The Safdie brothers' audacious direction and confident handling of the dicey material are Heaven Knows What's secret weapons. To convey Holmes’ internalized desperation, director of photography Sean Williams frames her tightly in close-ups; those tighter frame-ins are juxtaposed with numerous wide-angled, scenery-exposing shots, capturing Harley's busy metropolitan world while driving home the fact that she's just another figure in NYC’s nonstop rat race. The Safdies purposefully avoided using handheld camerawork to shun a documentary-like feel; Heaven Knows What is highly stylized, often feeling like a strung-out junkie's dusty-looking fever dream. But it's the film's inescapable naturalism that tips it over into a waking nightmare, with multiple sequences playing out in real time with authentic conversations that feel more like improv than scripted dialogue And to bring you dead-smack into Holmes' permeating sense of narcotic-induced disorientation, they charge key scenes up with an assaultive, classical-music-on-acid synth score.
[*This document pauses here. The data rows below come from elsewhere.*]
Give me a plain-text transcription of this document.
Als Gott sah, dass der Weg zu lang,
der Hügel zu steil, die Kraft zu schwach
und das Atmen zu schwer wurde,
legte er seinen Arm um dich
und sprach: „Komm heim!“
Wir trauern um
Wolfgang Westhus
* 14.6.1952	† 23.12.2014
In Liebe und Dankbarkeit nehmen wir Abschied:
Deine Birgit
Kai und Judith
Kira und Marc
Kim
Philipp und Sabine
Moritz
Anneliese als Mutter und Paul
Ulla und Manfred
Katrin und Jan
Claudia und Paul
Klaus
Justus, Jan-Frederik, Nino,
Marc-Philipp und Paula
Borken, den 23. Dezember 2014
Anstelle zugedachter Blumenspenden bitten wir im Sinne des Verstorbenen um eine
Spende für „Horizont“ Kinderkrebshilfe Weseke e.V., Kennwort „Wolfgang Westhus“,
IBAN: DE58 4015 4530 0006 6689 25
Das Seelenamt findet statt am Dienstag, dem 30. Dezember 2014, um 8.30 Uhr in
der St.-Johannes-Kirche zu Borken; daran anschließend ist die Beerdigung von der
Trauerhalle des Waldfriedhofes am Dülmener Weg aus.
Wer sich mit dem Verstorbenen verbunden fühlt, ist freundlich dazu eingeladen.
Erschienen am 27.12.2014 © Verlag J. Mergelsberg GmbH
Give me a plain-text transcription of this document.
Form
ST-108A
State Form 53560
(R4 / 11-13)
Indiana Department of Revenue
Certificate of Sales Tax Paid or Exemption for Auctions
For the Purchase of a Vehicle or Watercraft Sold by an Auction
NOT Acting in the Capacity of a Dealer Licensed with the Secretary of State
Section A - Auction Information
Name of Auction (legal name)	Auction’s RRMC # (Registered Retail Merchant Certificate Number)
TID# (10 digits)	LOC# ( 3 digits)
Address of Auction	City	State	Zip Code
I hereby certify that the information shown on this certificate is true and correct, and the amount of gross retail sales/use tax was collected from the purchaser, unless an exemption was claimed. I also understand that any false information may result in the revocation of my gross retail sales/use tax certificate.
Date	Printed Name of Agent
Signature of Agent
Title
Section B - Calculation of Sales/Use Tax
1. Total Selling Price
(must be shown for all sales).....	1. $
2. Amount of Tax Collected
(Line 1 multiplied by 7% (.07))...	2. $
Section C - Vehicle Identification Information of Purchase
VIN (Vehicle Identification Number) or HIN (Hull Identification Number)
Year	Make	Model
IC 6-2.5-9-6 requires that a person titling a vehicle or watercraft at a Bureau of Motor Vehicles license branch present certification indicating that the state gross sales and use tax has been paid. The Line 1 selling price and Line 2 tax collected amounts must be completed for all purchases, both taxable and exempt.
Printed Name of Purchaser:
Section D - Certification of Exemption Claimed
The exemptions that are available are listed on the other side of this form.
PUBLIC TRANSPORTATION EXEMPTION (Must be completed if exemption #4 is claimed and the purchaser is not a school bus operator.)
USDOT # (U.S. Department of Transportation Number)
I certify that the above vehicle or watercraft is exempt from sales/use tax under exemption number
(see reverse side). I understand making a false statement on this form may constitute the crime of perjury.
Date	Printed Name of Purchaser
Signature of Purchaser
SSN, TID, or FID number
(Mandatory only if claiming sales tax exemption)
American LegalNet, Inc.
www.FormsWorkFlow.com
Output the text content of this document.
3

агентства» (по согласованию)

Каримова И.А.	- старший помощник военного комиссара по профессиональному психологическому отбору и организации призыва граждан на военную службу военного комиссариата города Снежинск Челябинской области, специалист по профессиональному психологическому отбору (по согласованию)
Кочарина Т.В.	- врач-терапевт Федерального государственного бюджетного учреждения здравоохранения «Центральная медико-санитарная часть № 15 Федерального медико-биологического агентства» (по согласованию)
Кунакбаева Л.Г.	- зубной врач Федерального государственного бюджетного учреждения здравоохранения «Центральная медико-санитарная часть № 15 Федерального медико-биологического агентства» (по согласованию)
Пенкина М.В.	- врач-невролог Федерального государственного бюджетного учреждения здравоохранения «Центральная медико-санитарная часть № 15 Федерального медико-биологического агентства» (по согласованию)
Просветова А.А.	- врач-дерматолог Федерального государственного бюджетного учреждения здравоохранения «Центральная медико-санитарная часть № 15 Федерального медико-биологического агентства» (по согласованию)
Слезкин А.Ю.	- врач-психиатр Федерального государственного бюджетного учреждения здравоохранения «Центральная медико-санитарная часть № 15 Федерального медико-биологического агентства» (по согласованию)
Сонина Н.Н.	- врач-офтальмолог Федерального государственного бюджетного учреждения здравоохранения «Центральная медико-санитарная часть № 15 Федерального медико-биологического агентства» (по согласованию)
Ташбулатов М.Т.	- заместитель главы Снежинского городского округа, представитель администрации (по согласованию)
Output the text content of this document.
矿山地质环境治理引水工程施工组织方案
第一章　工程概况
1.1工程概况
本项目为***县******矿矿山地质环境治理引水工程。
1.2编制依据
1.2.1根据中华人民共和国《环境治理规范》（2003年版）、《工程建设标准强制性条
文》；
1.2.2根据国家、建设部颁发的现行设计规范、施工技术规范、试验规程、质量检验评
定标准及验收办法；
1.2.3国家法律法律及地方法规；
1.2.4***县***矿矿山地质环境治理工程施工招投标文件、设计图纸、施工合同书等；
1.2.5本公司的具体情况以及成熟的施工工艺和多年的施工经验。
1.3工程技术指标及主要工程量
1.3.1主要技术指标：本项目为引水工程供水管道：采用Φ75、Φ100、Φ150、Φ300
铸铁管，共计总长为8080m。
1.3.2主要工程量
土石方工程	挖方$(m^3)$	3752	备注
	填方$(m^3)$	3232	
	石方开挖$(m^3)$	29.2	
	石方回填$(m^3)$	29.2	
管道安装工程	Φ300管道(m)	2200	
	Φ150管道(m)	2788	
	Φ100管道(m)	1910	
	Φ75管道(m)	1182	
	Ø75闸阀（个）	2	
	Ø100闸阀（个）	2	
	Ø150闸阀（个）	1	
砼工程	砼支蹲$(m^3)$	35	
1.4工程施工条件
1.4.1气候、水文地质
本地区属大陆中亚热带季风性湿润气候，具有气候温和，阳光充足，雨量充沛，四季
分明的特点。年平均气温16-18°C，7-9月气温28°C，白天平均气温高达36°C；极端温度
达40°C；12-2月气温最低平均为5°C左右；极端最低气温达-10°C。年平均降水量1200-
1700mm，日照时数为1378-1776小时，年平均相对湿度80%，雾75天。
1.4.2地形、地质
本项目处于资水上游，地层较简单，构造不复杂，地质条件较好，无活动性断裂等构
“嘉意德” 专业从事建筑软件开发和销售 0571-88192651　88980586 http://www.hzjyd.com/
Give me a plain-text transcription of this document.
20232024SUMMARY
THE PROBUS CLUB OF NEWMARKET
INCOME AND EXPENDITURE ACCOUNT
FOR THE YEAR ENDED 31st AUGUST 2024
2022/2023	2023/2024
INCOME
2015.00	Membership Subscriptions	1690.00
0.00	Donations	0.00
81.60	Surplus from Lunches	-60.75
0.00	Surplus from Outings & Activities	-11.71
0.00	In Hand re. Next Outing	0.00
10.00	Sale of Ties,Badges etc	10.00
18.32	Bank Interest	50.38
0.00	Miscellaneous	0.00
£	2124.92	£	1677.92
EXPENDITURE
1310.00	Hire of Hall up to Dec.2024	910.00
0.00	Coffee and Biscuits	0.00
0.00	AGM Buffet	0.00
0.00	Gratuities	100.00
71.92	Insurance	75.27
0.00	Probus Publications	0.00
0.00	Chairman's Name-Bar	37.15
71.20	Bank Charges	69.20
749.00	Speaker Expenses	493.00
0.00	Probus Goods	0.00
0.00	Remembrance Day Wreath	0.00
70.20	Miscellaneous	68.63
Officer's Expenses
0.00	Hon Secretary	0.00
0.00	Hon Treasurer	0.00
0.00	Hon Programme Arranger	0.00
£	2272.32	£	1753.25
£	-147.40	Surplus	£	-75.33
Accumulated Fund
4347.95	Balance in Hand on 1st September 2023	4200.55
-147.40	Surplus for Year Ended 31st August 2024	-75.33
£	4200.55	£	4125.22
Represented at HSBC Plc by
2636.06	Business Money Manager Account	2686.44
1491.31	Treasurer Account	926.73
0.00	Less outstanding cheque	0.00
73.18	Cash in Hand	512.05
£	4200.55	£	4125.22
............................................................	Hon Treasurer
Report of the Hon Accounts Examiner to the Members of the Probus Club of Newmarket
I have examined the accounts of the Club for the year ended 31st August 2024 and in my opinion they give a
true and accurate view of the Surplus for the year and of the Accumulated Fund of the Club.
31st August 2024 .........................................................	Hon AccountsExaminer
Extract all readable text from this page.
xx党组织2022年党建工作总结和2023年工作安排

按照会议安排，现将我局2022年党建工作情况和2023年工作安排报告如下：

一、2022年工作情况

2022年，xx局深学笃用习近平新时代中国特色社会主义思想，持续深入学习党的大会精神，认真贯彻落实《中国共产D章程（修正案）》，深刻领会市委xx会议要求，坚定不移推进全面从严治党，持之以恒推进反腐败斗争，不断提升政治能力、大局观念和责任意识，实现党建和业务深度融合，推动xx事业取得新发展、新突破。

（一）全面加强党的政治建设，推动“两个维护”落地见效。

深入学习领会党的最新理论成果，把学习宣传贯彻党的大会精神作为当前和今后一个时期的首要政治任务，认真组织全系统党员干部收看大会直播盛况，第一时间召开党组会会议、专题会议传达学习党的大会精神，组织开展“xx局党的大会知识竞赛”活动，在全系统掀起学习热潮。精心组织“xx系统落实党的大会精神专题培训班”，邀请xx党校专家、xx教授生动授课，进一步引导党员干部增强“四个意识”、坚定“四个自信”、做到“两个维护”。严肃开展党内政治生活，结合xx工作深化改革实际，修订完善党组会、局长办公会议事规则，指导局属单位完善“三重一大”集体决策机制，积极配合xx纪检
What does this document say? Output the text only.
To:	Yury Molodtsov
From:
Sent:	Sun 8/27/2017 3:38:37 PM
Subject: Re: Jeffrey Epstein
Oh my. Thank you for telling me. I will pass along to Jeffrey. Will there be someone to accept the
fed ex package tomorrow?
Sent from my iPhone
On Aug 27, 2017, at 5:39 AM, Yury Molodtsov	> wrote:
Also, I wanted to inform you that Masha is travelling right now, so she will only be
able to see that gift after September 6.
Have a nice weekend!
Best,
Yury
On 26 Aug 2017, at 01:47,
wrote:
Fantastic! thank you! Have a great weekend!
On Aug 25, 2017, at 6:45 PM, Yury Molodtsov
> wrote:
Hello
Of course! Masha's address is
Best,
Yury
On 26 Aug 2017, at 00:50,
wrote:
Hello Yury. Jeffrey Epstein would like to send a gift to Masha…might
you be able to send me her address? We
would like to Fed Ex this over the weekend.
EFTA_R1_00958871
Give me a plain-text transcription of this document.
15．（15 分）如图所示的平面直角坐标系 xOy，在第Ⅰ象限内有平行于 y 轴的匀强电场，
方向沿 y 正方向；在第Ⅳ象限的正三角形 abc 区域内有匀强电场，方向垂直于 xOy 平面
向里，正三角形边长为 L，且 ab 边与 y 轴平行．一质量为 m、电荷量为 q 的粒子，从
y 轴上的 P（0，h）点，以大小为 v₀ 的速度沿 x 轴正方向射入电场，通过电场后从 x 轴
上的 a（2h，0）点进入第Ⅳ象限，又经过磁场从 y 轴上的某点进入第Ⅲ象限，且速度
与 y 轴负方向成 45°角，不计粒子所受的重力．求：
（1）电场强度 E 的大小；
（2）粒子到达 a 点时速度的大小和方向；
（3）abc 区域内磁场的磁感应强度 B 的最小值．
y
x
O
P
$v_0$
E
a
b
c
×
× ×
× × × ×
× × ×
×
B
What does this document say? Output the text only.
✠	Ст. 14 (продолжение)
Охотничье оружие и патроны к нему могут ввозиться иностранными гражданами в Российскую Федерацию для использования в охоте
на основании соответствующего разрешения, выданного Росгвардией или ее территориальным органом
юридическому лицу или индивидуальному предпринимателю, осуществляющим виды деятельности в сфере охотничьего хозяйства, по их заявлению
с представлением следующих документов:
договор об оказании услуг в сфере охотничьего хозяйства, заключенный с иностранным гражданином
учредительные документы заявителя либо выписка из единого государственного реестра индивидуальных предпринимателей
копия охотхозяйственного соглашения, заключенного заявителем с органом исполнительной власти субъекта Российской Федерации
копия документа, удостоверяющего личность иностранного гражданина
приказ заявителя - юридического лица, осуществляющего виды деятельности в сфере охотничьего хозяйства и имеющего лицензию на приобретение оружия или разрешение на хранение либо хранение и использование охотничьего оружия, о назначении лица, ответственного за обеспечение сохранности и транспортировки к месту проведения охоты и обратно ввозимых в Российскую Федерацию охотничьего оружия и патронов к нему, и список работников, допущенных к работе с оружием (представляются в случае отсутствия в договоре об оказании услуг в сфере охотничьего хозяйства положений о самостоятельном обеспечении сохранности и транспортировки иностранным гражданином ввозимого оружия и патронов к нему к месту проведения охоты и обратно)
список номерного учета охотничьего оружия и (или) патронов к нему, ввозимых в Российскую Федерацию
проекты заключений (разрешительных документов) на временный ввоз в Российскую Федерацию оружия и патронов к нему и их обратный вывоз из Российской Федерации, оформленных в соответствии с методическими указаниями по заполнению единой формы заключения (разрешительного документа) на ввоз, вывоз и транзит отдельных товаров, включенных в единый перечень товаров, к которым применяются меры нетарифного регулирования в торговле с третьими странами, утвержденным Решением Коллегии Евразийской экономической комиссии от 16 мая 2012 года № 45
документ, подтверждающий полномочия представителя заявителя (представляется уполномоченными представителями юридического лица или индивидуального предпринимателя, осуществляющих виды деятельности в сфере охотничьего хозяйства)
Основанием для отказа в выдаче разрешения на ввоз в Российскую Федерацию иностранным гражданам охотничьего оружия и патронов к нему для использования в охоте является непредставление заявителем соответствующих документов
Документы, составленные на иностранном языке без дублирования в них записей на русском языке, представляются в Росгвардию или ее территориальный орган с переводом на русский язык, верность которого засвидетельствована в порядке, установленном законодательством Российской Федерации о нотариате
Those filmmaking elements unforgettably converge right out the gate. Within the film as a whole, Heaven Knows What's ferocious opening credits sequence sets the stage for the visceral remaining 85 minutes to come; taken on its own terms, the sequence is among this year's best chunks of isolated filmmaking. It's as intense as anything in Denis Villeneuve's Sicario and as propulsive as the craziest Mad Max: Fury Road sequence, and hardly anything really happens. The single-take, four-and-a-half-minute-long shot comes directly after Harley’s suicide attempt. She’s racing around a hospital looking for help; her desperation is punctuated by warbling, spacey synthesizers. The soundtrack drowns out Harley's pleas, leaving her powerless. The music engulfs you. Though there isn't the same kind of physical violence, Heaven Knows What’s opening credits stretch rivals Steve McQueen's brutal guards-beat-up-the-inmates scene in 2008's Hunger in its secondhand queasiness.
During last year's NYFF post-screening Q&A, Josh Safdie explained the sequence’s sonic choices by reasoning that, "When someone's in that world [of drug addiction], they're screaming so loud, but nobody hears them." In 2015's crowded movie field, flooded with countless VOD releases and a surplus of indie art-house offerings, Heaven Knows What has suffered a muting similar to Harley’s in that hospital wing. The film roars with such assured, high-caliber artistry yet it’s been widely overlooked since its limited theatrical release in May, save for those surprising but deserved Gotham Awards nods. As critics and cinephiles begin finalizing their best-of-the-year lists, though, here’s to hoping they give Heaven Knows What a fair shake. It isn't a pleasant watch, but it's unquestionably essential.
One thing's for sure: The movie gods wouldn't forgive those who'd let it die off into cinematic obscurity.